Though the Yanks struck early with Wednesday’s deal for outfielder Andrew Benintendi, here’s a look at how another reinforcement could change the club’s dynamic and how two already have.
1) Could help be on the way?
After lasting just 2 1/3 innings in his previous start against the Mets — his shortest outing of the season — Montgomery’s fortunes looked to be turning Sunday. He allowed only one hit in his first four frames, while striking out four consecutive batters.
But when he returned to the mound in the fifth, Montgomery walked the first two hitters he faced, and his start unraveled from there. A pair of singles and a double later and the Royals had taken a four-run lead, ending his afternoon.
With the southpaw’s recent struggles, paired with Luis Severino’s recovery process and Nestor Cortes’ workload management, the need for another starter has only intensified. While the Yankees missed out on their top target in Luis Castillo, the A’s Frankie Montas would be the next best option.
“If we’re able to do something, I’ll certainly be excited about it,” said manager Aaron Boone. “I’m sure it’s with an idea of making us better right now. But my focus is on who we have right now. We’ve been one of the best teams, if not the best team in the league, and we’ll continue to be that with whatever happens.”
2) Another weapon in the ‘pen
Given Aroldis Chapman’s struggles out of the bullpen, the emergence of Holmes and his earning of the closer role has provided much-needed stability to the Yankees’ relief corps. Entering Sunday afternoon, the bullpen had combined for 10 scoreless innings in the first three games against the Royals.
That run came to an end as Holmes allowed his first home run of the season to Perez on what has been his most reliable pitch. Perez took Holmes’ 98 mph sinker in the lower half of the zone and crushed it a Statcast-projected 441 feet to straightaway center.
It marked just the fifth appearance in which Holmes has allowed a run this season, and the second in which he has allowed multiple runs.
“Perez was able to elevate a sinker — you don’t see many righties do that against him, if ever.” Boone said. “So [Holmes] probably didn’t quite have the bite on the sink that he normally does, but a really good power hitter caught him. [It’s] one of those you’re not going to see very often.”

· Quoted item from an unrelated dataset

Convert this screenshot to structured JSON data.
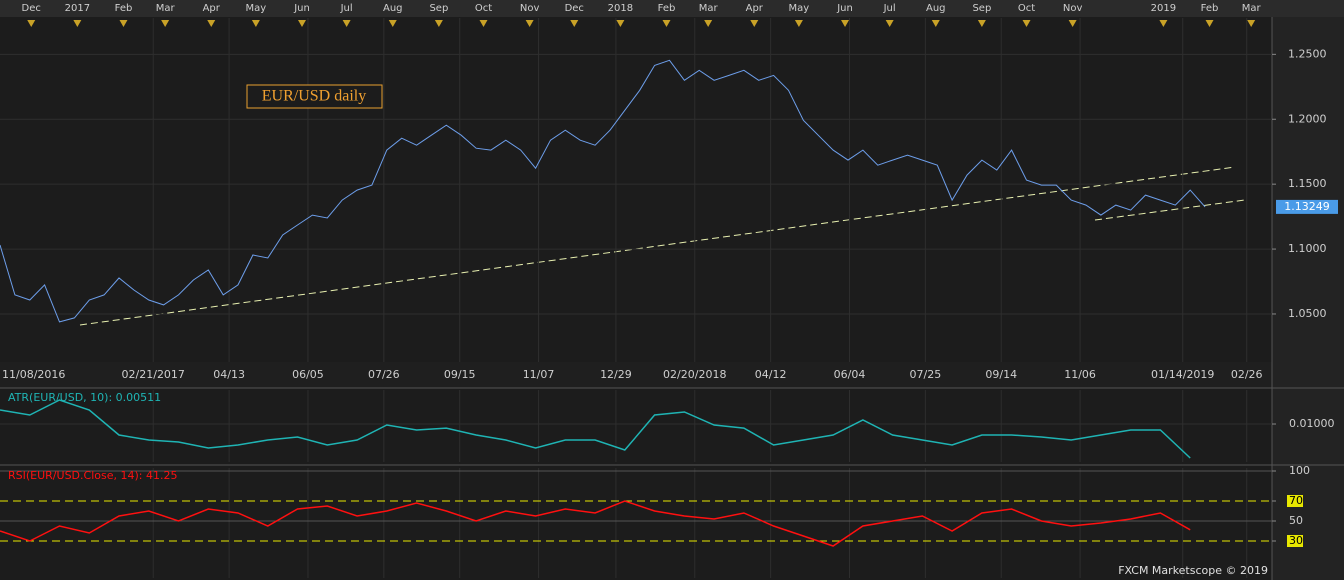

3) No such thing as too much of a good thing
At this time a year ago, the Yankees weren’t far removed from being a .500 ballclub, having endured the type of roller-coaster ride that made it unclear whether they would be in postseason contention. But the Bombers maintained that they would be buyers at the Trade Deadline, and they backed it up by dealing for a couple more sluggers in Rizzo and Joey Gallo.
The Yanks were down by one run in the seventh on Sunday when Rizzo clubbed a Statcast-projected 418-foot homer to right field, his 25th long ball of the season. Though it didn’t deliver the victory, it boosted the 32-year-old to 62 RBIs and an .852 OPS in 95 games this year.
Fifteen of Rizzo’s 33 homers as a Yankee have either tied the game or given the Yankees the lead.
“There’s always places you can go to get incrementally better,” Boone said. “That being said, I feel like we’re a complete team. Whether it’s starters, relievers, defense, baserunning, power, whatever it may be, we’ve felt like those have all been overall a strength for us.
“And if we end up strengthening those a little bit more, great. If not, you got a job to do.”